This program would include the purchase and speculative development of a sizable “corporate campus” to induce various corporations and light-manufacturing industries to move here. The study suggests that our resort atmosphere, our small-town ambiance, and our unspoiled environment would be inducements for business to relocate here. It also cites the relatively high income and education level of the county as attractive to industry.
I groaned when I read the proposal because of a similar Chamber of Commerce approach to growth that Hilton Head Island, S.C., experienced during my 11-year residence there. I moved here last fall after Hilton Head became intolerable as a retirement community, its ambiance gradually destroyed by traffic and crowds, brought about in large part by prodigious advertising and business development efforts by the Hilton Head Chamber of Commerce.

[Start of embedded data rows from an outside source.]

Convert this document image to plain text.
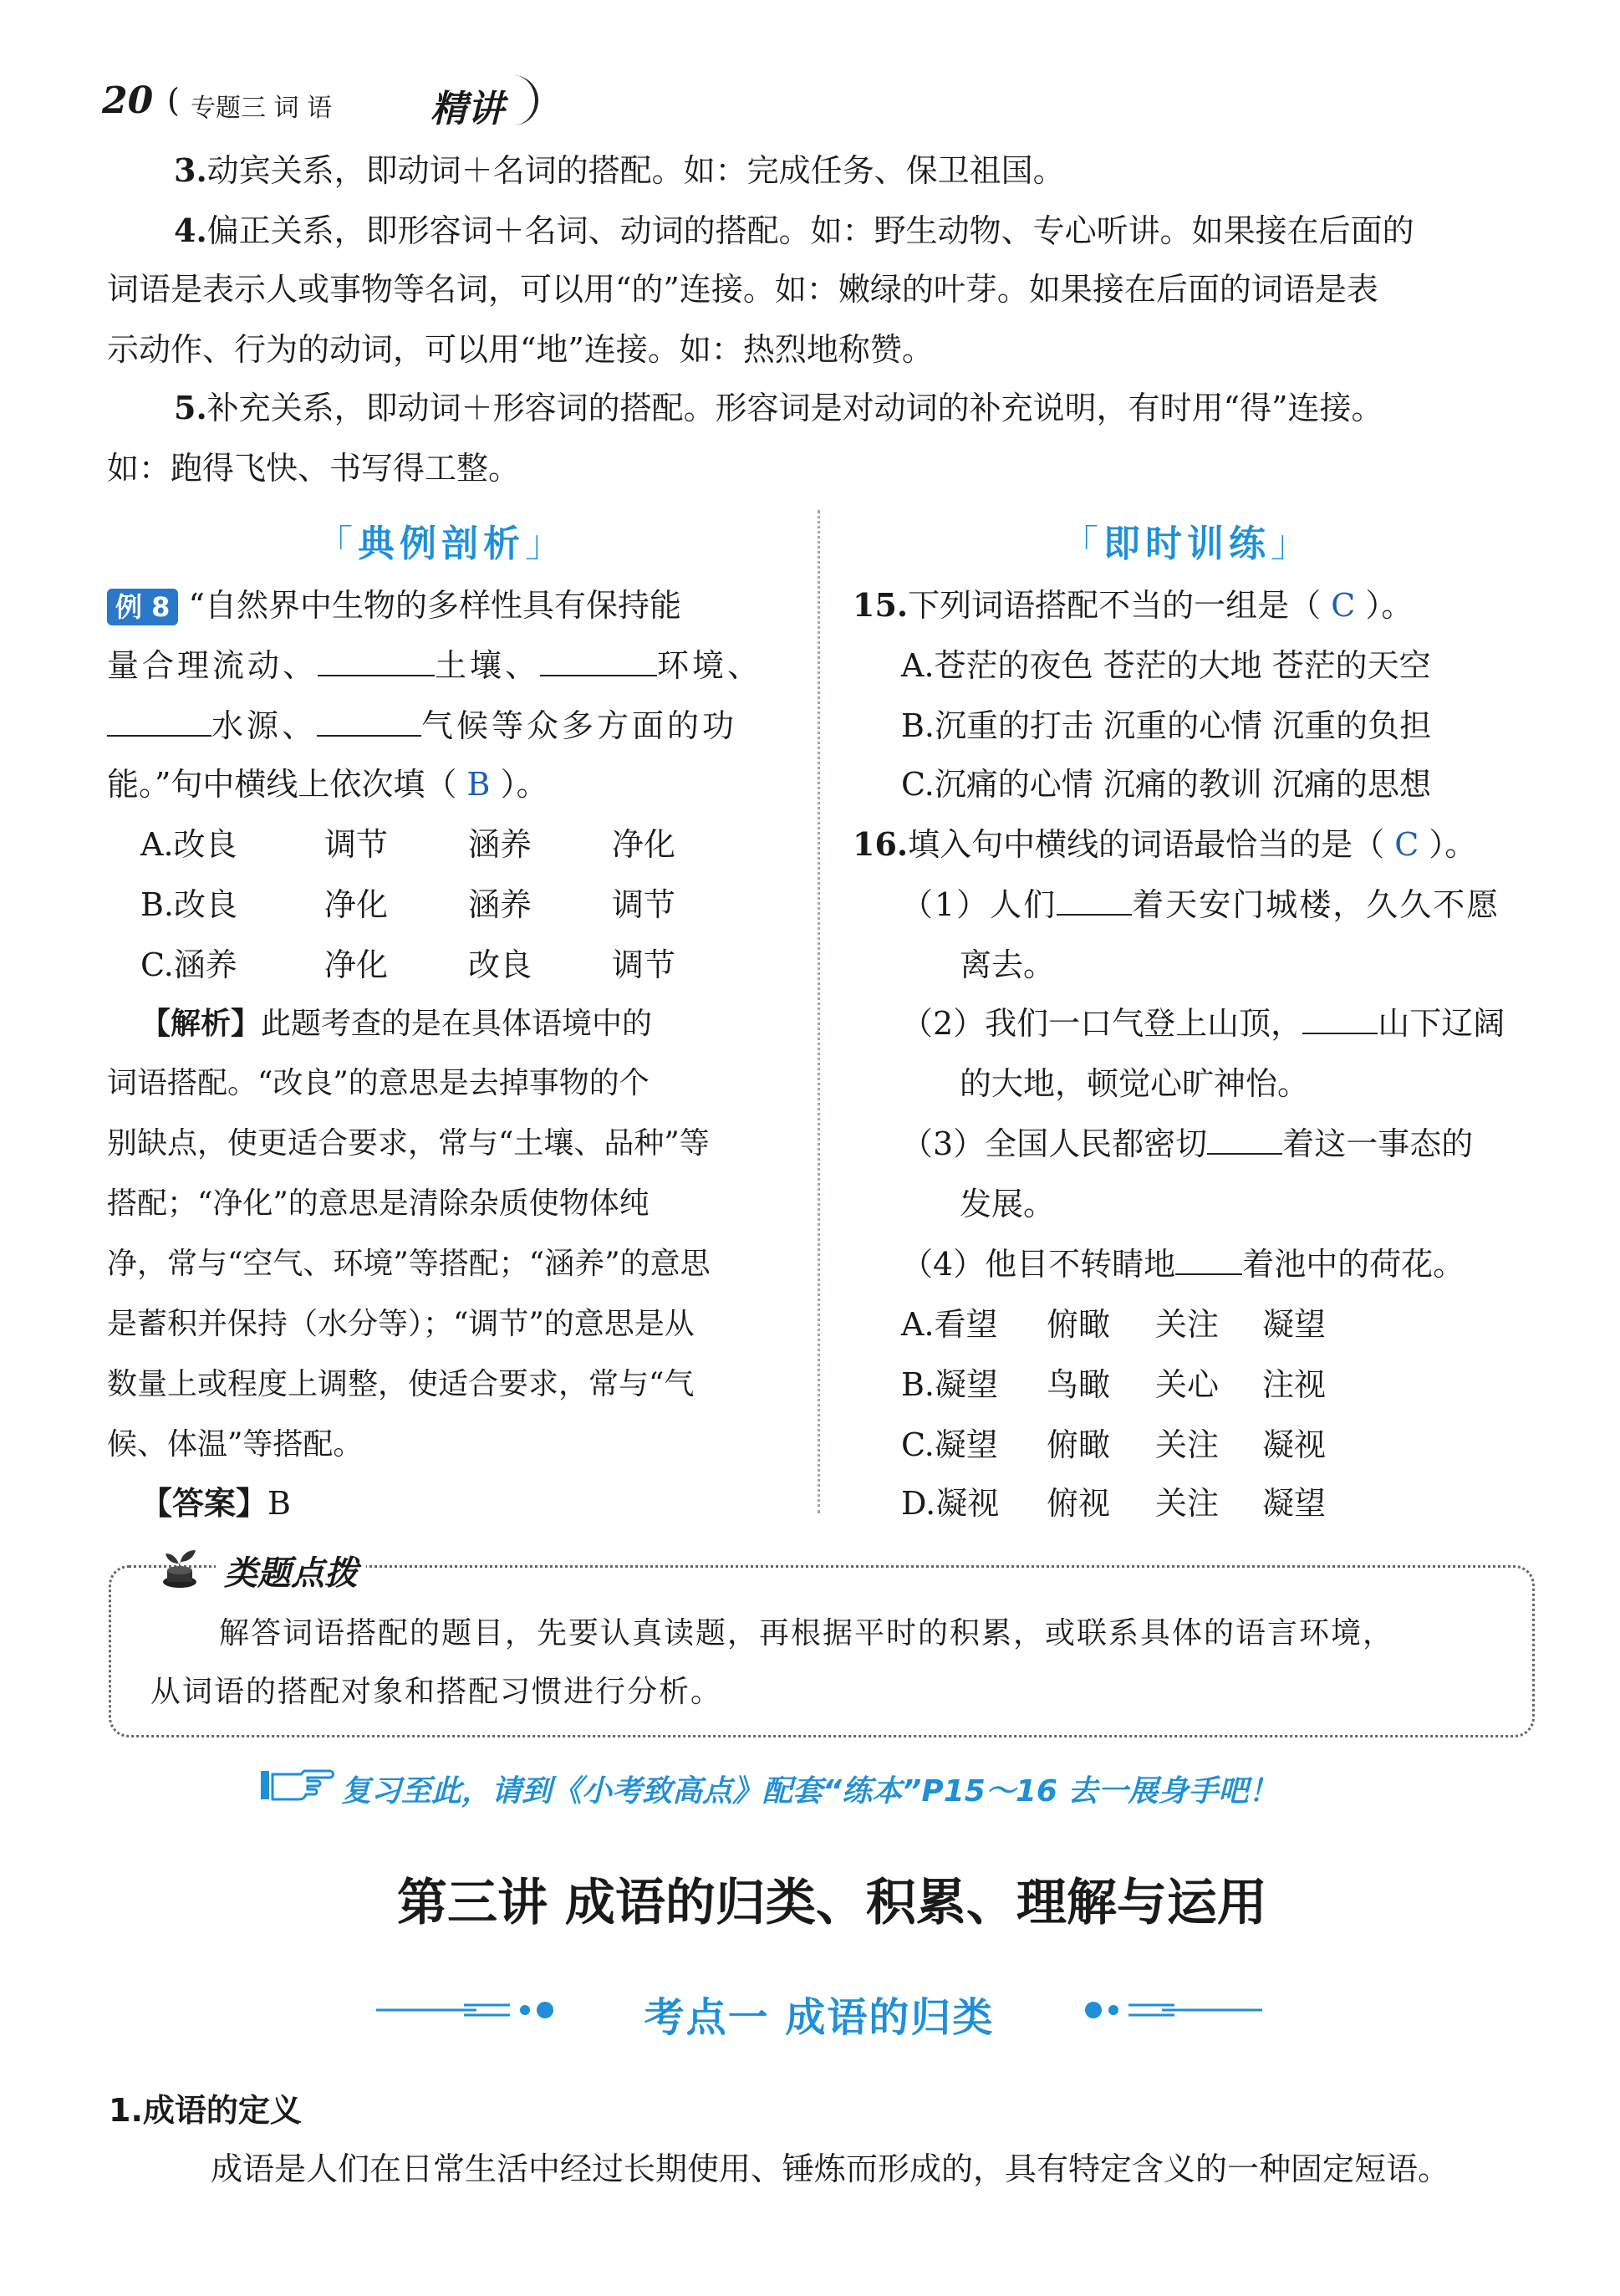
20 ( 专题三 词 语	精讲
3.动宾关系，即动词＋名词的搭配。如：完成任务、保卫祖国。
4.偏正关系，即形容词＋名词、动词的搭配。如：野生动物、专心听讲。如果接在后面的
词语是表示人或事物等名词，可以用“的”连接。如：嫩绿的叶芽。如果接在后面的词语是表
示动作、行为的动词，可以用“地”连接。如：热烈地称赞。
5.补充关系，即动词＋形容词的搭配。形容词是对动词的补充说明，有时用“得”连接。
如：跑得飞快、书写得工整。
「典例剖析」	「即时训练」
例 8 “自然界中生物的多样性具有保持能
量合理流动、	土壤、	环境、
水源、	气候等众多方面的功
能。”句中横线上依次填（ B ）。
A.改良	调节	涵养	净化
B.改良	净化	涵养	调节
C.涵养	净化	改良	调节
【解析】此题考查的是在具体语境中的
词语搭配。“改良”的意思是去掉事物的个
别缺点，使更适合要求，常与“土壤、品种”等
搭配；“净化”的意思是清除杂质使物体纯
净，常与“空气、环境”等搭配；“涵养”的意思
是蓄积并保持（水分等）；“调节”的意思是从
数量上或程度上调整，使适合要求，常与“气
候、体温”等搭配。
【答案】B
15.下列词语搭配不当的一组是（ C ）。
A.苍茫的夜色 苍茫的大地 苍茫的天空
B.沉重的打击 沉重的心情 沉重的负担
C.沉痛的心情 沉痛的教训 沉痛的思想
16.填入句中横线的词语最恰当的是（ C ）。
（1）人们 着天安门城楼，久久不愿
离去。
（2）我们一口气登上山顶， 山下辽阔
的大地，顿觉心旷神怡。
（3）全国人民都密切 着这一事态的
发展。
（4）他目不转睛地 着池中的荷花。
A.看望 俯瞰 关注 凝望
B.凝望 鸟瞰 关心 注视
C.凝望 俯瞰 关注 凝视
D.凝视 俯视 关注 凝望
类题点拨
解答词语搭配的题目，先要认真读题，再根据平时的积累，或联系具体的语言环境，
从词语的搭配对象和搭配习惯进行分析。
复习至此，请到《小考致高点》配套“练本”P15～16 去一展身手吧！
第三讲 成语的归类、积累、理解与运用
考点一 成语的归类
1.成语的定义
成语是人们在日常生活中经过长期使用、锤炼而形成的，具有特定含义的一种固定短语。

An unintended result of the Chamber’s effort has been the loss of the island’s appeal to many of its former devotees. Unfortunately, the community characteristics that appeal to an educated and moderately affluent retiree population are not the dynamic growth qualities that inspire the Chamber of Commerce.
The Sandhills has unique qualities that will continue to appeal to the nation’s retiree population and to its golf enthusiasts. There should be no fear that the area will stagnate without some massive effort toward growth. Even modest growth brings problems that must be addressed, but we must avoid the kind of growth that unwittingly endangers our ambiance and environmental well-being.
I offer these thoughts as an appreciative newcomer. I hope the Sandhills community will not undertake this industrialization program.